Important and widely known products of biosynthesis include amino acids, nucleotides, and , vitamins but all components of living beings depend on this process. Biosynthesis is harvested by the biotechnology industry to manufacture flavoring compounds such as mono sodium glutamate and lysine, vitamins, and therapeutic proteins such as insulin and growth hormones.

Representative biosynthetic pathway

Glutamate formation via glutamine in two steps. The enzymes are generally called glutamate synthetase and GOGAT respectively for step one and step two.

The amino acid glutamate is a common component of proteins. Glutamate is able to transfer its amino group to many different nitrogen containing compounds in the cell, an thus glutamate formation is a major contributor to nitrogen assimilation in many organisms

Glutamate can be formed inside cells by a short pathway of two enzyme catalysed steps that well illustrates the features of a typical biosynthetic pathway.

For many microrganisms, this pathway is an important physiological adaptation for survival when ammonia is at present in the environment at growth limiting concentrations, as it enables avid capture of ammonia at low concentrations for subsequent use in many different biosynthetic products.

The inputs of the pathway are carbon from 2-oxoglutarate (a metabolite in the TCA cycle portion of central metabolism), NADH (hydrogen carrier co-enzyme) and ATP.

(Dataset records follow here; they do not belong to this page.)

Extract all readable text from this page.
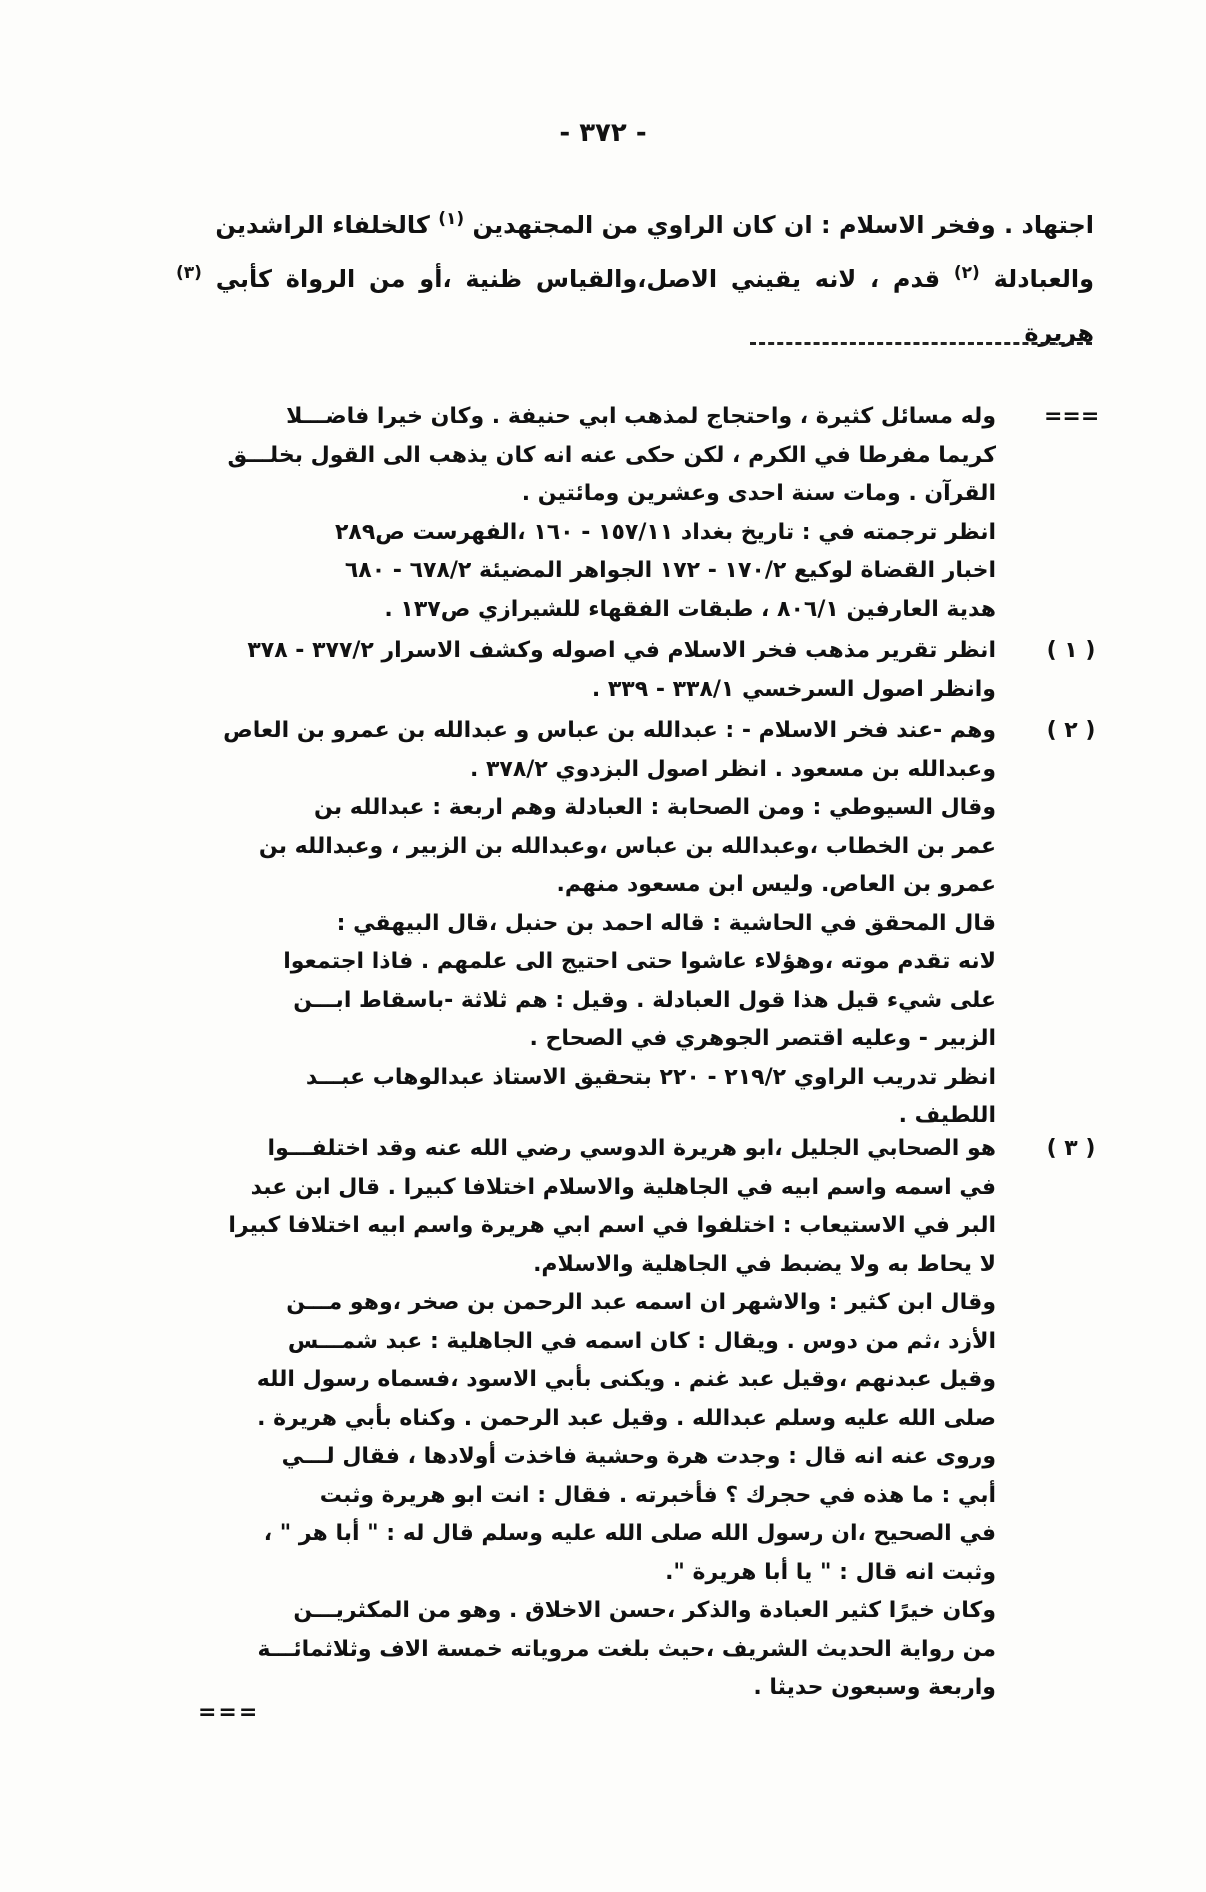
- ٣٧٢ -
اجتهاد . وفخر الاسلام : ان كان الراوي من المجتهدين $^{(١)}$ كالخلفاء الراشدين
والعبادلة $^{(٢)}$ قدم ، لانه يقيني الاصل،والقياس ظنية ،أو من الرواة كأبي $^{(٣)}$ هريرة
===
وله مسائل كثيرة ، واحتجاج لمذهب ابي حنيفة . وكان خيرا فاضـــلا
كريما مفرطا في الكرم ، لكن حكى عنه انه كان يذهب الى القول بخلـــق
القرآن . ومات سنة احدى وعشرين ومائتين .
انظر ترجمته في : تاريخ بغداد ١٥٧/١١ - ١٦٠ ،الفهرست ص٢٨٩
اخبار القضاة لوكيع ١٧٠/٢ - ١٧٢ الجواهر المضيئة ٦٧٨/٢ - ٦٨٠
هدية العارفين ٨٠٦/١ ، طبقات الفقهاء للشيرازي ص١٣٧ .
( ١ )
انظر تقرير مذهب فخر الاسلام في اصوله وكشف الاسرار ٣٧٧/٢ - ٣٧٨
وانظر اصول السرخسي ٣٣٨/١ - ٣٣٩ .
( ٢ )
وهم -عند فخر الاسلام - : عبدالله بن عباس و عبدالله بن عمرو بن العاص
وعبدالله بن مسعود . انظر اصول البزدوي ٣٧٨/٢ .
وقال السيوطي : ومن الصحابة : العبادلة وهم اربعة : عبدالله بن
عمر بن الخطاب ،وعبدالله بن عباس ،وعبدالله بن الزبير ، وعبدالله بن
عمرو بن العاص. وليس ابن مسعود منهم.
قال المحقق في الحاشية : قاله احمد بن حنبل ،قال البيهقي :
لانه تقدم موته ،وهؤلاء عاشوا حتى احتيج الى علمهم . فاذا اجتمعوا
على شيء قيل هذا قول العبادلة . وقيل : هم ثلاثة -باسقاط ابـــن
الزبير - وعليه اقتصر الجوهري في الصحاح .
انظر تدريب الراوي ٢١٩/٢ - ٢٢٠ بتحقيق الاستاذ عبدالوهاب عبـــد
اللطيف .
( ٣ )
هو الصحابي الجليل ،ابو هريرة الدوسي رضي الله عنه وقد اختلفـــوا
في اسمه واسم ابيه في الجاهلية والاسلام اختلافا كبيرا . قال ابن عبد
البر في الاستيعاب : اختلفوا في اسم ابي هريرة واسم ابيه اختلافا كبيرا
لا يحاط به ولا يضبط في الجاهلية والاسلام.
وقال ابن كثير : والاشهر ان اسمه عبد الرحمن بن صخر ،وهو مـــن
الأزد ،ثم من دوس . ويقال : كان اسمه في الجاهلية : عبد شمـــس
وقيل عبدنهم ،وقيل عبد غنم . ويكنى بأبي الاسود ،فسماه رسول الله
صلى الله عليه وسلم عبدالله . وقيل عبد الرحمن . وكناه بأبي هريرة .
وروى عنه انه قال : وجدت هرة وحشية فاخذت أولادها ، فقال لـــي
أبي : ما هذه في حجرك ؟ فأخبرته . فقال : انت ابو هريرة وثبت
في الصحيح ،ان رسول الله صلى الله عليه وسلم قال له : " أبا هر " ،
وثبت انه قال : " يا أبا هريرة ".
وكان خيرًا كثير العبادة والذكر ،حسن الاخلاق . وهو من المكثريـــن
من رواية الحديث الشريف ،حيث بلغت مروياته خمسة الاف وثلاثمائـــة
واربعة وسبعون حديثا .
===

Glutamine is an intermediate in the pathway.

Although the pathway seems to start with its product glutamate , the second step generates two glutamate molecules. Thus the net effect is conversion of an organic acid precursor with assimilation of nitrogen into an amino acid monomer, reduction of the precursor, wastage of ATP, and creation of a monomer that can used in protein synthesis.

The first step in glutamate pathway, enzyme catalysed synthesis of glutamine, is actually a one step biosynthetic pathway also used for glutamine biosynthesis. Glutamine, like glutamate, is an amino acid monomer used for building proteins.